Por si eso fuera poco, estamos siendo testigos de cómo el Congreso está ignorando las súplicas del Ministerio de Hacienda, analistas económicos y gremios del sector privado. Sin ruborizarse y sin peso de conciencia, los parlamentarios están dando luz verde a numerosos proyectos de ley que lejos de velar por la salud financiera del Estado, por el contrario, están hundiendo cada vez más el barco.
Desde aumentos salariales y ampliaciones para gratificaciones, hasta creaciones de cargo e indemnizaciones multimillonarias fueron sancionados por el Legislativo en menos de dos meses. Solamente la indemnización a ex obreros de Itaipú, recientemente vetada, significa unos USD 900 millones para el Estado paraguayo.
En medio de todo esto, las deliberaciones del PGN 2023 se realizan con fuertes presiones de un plantel público formado a lo largo de los años con base en la prebenda y el desprecio a la eficiencia, con contadas excepciones; más aún, en estos tiempos electivos.

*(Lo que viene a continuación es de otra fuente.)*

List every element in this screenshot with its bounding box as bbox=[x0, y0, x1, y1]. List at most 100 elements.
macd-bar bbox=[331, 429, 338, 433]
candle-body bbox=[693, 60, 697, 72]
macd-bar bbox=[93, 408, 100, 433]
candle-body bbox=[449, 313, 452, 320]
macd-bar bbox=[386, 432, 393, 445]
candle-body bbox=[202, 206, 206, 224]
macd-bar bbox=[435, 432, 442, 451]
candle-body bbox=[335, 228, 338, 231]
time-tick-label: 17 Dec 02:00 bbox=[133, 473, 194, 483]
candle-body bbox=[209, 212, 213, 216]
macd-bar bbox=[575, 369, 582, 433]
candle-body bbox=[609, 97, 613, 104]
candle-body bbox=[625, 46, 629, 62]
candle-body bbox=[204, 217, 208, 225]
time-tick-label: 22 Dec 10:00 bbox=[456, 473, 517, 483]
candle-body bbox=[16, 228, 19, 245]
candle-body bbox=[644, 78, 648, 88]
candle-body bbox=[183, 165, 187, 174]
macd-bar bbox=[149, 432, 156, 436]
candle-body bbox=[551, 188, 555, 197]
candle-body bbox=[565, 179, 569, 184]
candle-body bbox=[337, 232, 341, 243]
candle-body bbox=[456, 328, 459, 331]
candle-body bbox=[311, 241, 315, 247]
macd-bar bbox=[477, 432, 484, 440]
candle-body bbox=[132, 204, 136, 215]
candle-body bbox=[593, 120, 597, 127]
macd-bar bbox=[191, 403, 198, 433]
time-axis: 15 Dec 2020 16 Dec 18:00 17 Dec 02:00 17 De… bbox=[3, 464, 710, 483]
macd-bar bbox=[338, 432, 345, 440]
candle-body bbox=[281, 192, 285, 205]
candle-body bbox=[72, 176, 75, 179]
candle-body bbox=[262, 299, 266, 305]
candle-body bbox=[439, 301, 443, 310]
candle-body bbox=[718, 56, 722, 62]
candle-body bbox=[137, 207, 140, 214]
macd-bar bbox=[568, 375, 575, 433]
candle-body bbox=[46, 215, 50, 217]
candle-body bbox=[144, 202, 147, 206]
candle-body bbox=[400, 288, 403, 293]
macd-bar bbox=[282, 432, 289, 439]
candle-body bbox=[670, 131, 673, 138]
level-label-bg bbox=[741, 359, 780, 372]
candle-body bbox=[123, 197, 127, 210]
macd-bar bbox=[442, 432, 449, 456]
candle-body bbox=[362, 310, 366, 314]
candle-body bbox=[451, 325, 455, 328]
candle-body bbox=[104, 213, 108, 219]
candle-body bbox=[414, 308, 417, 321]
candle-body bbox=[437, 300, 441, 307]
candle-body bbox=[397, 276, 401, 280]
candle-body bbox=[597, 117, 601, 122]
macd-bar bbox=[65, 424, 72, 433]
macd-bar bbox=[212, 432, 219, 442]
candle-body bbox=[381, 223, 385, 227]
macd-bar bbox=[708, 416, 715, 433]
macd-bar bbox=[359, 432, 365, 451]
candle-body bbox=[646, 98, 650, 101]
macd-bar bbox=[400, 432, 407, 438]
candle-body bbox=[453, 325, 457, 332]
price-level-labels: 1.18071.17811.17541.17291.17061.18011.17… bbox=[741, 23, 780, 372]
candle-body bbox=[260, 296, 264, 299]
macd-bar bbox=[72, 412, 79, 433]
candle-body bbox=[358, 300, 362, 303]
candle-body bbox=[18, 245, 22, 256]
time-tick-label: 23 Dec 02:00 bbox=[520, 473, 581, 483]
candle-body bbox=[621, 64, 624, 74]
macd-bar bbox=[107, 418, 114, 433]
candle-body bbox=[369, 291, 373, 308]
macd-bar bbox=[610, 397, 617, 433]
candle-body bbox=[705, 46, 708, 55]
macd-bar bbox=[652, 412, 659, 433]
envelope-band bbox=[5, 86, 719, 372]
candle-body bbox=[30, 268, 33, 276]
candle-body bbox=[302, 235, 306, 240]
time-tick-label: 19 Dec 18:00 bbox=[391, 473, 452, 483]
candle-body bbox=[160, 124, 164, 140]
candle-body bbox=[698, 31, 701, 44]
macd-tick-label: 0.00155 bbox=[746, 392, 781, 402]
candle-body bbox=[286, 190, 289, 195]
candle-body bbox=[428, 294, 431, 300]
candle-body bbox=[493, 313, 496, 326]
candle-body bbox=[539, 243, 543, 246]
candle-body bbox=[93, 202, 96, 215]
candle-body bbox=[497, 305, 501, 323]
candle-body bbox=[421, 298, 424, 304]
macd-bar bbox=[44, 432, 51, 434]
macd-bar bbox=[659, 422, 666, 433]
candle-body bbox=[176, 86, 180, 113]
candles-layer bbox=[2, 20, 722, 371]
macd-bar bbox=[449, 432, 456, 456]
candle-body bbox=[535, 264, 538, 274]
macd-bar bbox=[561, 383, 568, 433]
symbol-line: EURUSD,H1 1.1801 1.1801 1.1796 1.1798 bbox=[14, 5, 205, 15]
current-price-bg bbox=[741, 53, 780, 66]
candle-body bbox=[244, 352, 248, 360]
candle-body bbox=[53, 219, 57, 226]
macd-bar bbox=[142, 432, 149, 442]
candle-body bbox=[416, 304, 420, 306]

Así, los parlamentarios se encuentran en una encrucijada, más que nada, y, sobre todo, moral.
Por un lado, aprobar un presupuesto equilibrado y razonable con la estimación de ingresos y gastos garantiza al menos un 2023 con unas finanzas públicas en orden y en cumplimiento a la convergencia fiscal. Esto, a su vez, pronostica el resguardo de la solidez macroeconómica de la que tanto se ha hablado en los últimos años.
Por otro lado, puede salir del Congreso un presupuesto desbordado en cuanto a la estimación de ingresos y gastos. Esto no hará otra cosa que aumentar la presión a un Tesoro ya sin margen de maniobra, postergar inversiones y extensiones de programas sociales, dilatar el regreso del déficit al límite del 1,5, y en el peor de los casos, generar falsas expectativas en programas, proyectos o planes que finalmente no tendrán financiamiento el próximo año, con todo el impacto que esto trae no solo para la economía, sino para el país.
Esperemos que los legisladores actúen con sensatez, porque al igual que el déficit y el endeudamiento, el malhumor social está tocando techos históricos. El Presupuesto del Estado debe ser un instrumento que genere confianza y persiga el bienestar de la gente. Sin estos dos ejes, solamente será una herramienta que siga acrecentando las enormes desigualdades.